Gotta Give it Away Now by Michael Zimmerman

When I ran track at BU I didn’t just love running, I loved competing and the best was the indoor 500m. You’re all nerves days before and up to the very start of the race. As soon as the gun fires it feels like there’s just one long yell going on inside your head as you barrel along the track. I’m getting my heart rate and adrenaline going just writing about it. In every 500, you reach a point when you have to make a decision, usually with about 150m left to go, and you’ve only got a split second to decide: “Am I going to give my all, or am I going to simply try to finish the race?” In one sense, it’s not an easy decision to make, you’re tired, your legs are starting to go lactic, and you know as soon as the race is over you’re going to be suffering from “booty lock” as your glutes and hamstrings seize up and you can barely walk while your head is exploding as your vision darkens and your throat is burning and your head is in a trashcan with three other guys who are also dry heaving because nobody could stomach any food before the race.

And did I mention that I love competing? Because in the other sense, it’s the easiest decision in the world to make. In those last 150m you’re giving everything you’ve got and can’t hold back. In everyday life we have to hold back so much. Maybe it’s just something I experience as I guy; how I feel the need to climb a mountain and pick up a car and toss it off the ledge while yelling at the top of my lungs and solving complex math equations and somehow this involves saving orphans from a burning building. I’m not able to do this too often, so track provided me a way to for me to be entirely me, to be me for every ounce of me and so give every ounce of me until there was nothing left at all to be. And 20 minutes after the race and I was recovered, I wanted to do it all over again.

We’re all called and feel this need for a complete gift of self, though I’m sure men and women experience it psychologically in very different ways. We find outlets for it, some of them are healthy and some of them are not. Some just deaden our feelings, and some don’t fully engage us and thus fail to satisfy us. When it comes to sex, it really needs to be ‘betrothed love’ in order to be complete and satisfying on all the levels of who we are: physical, emotional, relational, spiritual, etc. But how can we give ourselves completely in this way?

I have to admit, I hate lying. Whenever I lie, or am hypocritical or twofaced, I feel like there’s a hole deep in my stomach or that my soul is being split in two. It takes real integrity to not act with self-interest or change who we are just to please those around us. This integrity is essential for self-gift; for a gift to be complete it has to be whole, it has to be one. Since the ‘what’ we are giving is ourselves, we can’t be divided, we have to be integrated. For someone to be ‘one’ with another, they’ve got to first be ‘one’ within themselves. So exactly how does one become one so two can become one? (Love is a bunch of fuzzy numbers really).

Self-gift requires us to be one within ourselves and for that we need unifying or prioritizing values. Whether we are conscious of it or not, every action we make has some end, some value that it aims to achieve. Every day we face conflicts between competing values. Do I put the extra effort into this paper or do I get those precious hours of sleep. Do I enjoy this delicious ice cream or do I watch my figure. We need some kind of priority so that we can order those competing values so that the highest goals win out. We need a goal or value so great, so magnanimous, that it encompasses our entire human person so that we can be a person of integrity. We need a great love that’s worth living for and fighting for and directing everything else towards.

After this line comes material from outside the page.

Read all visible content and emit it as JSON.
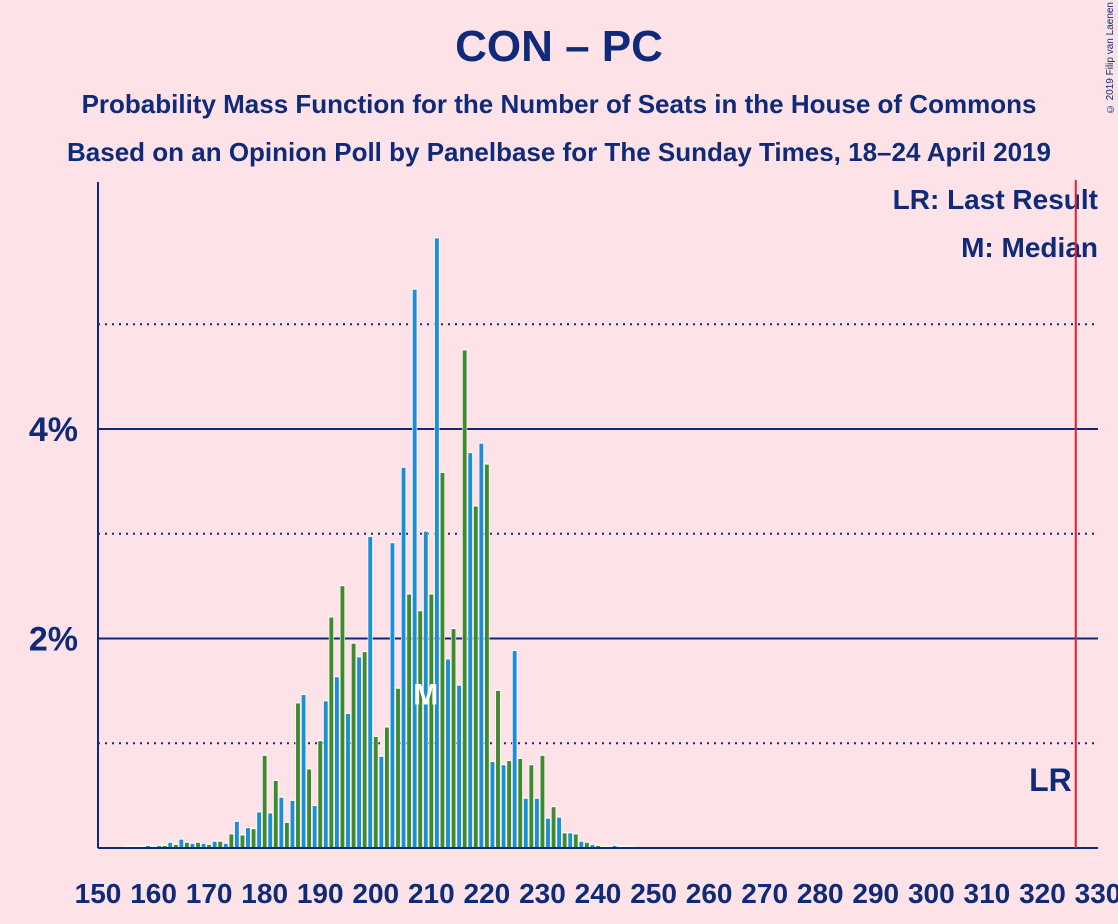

If the love is there, we need the use of free will, of self-mastery, to help us make this integrated and complete self-gift, so that all our attractions and desires are submitted to and directed towards their true end, the other person. This self-mastery, the virtue of chastity, allows us to be unified in our action towards the good of the other person. Chastity doesn’t just involve integrity of self though; it also means integrality in a gift of love. This is because the ‘what’ we are giving in love is the gift of ourselves – not just the body, but everything of ours and especially our free will. This is ‘betrothed love’, the complete gift of self, one, whole complete gift of self, and only when we are integrated can we give ourselves completely as a whole without holding anything back. True love involves an integrated self, true love is directed to the integrated value of the other person as a person, and true love is a one whole complete gift of self.  But in surrendering ourselves to another, this self is far from destroyed but is rather expanded and perfected. Expanded because the existence of the person now includes another, and perfected because ‘to love’ is our most perfect, possible act.

We can only give ourselves to the extent that we are free, and we’re only free to the extent of our self-mastery. Mary was Immaculately Conceived so that she – pure, chaste, free – would have the freedom to say “yes” completely to God’s will during the Annunciation. The same is true for Jesus; the completely free act of will in the Garden of Gethsemane allows for a most perfect act of love on Calvary.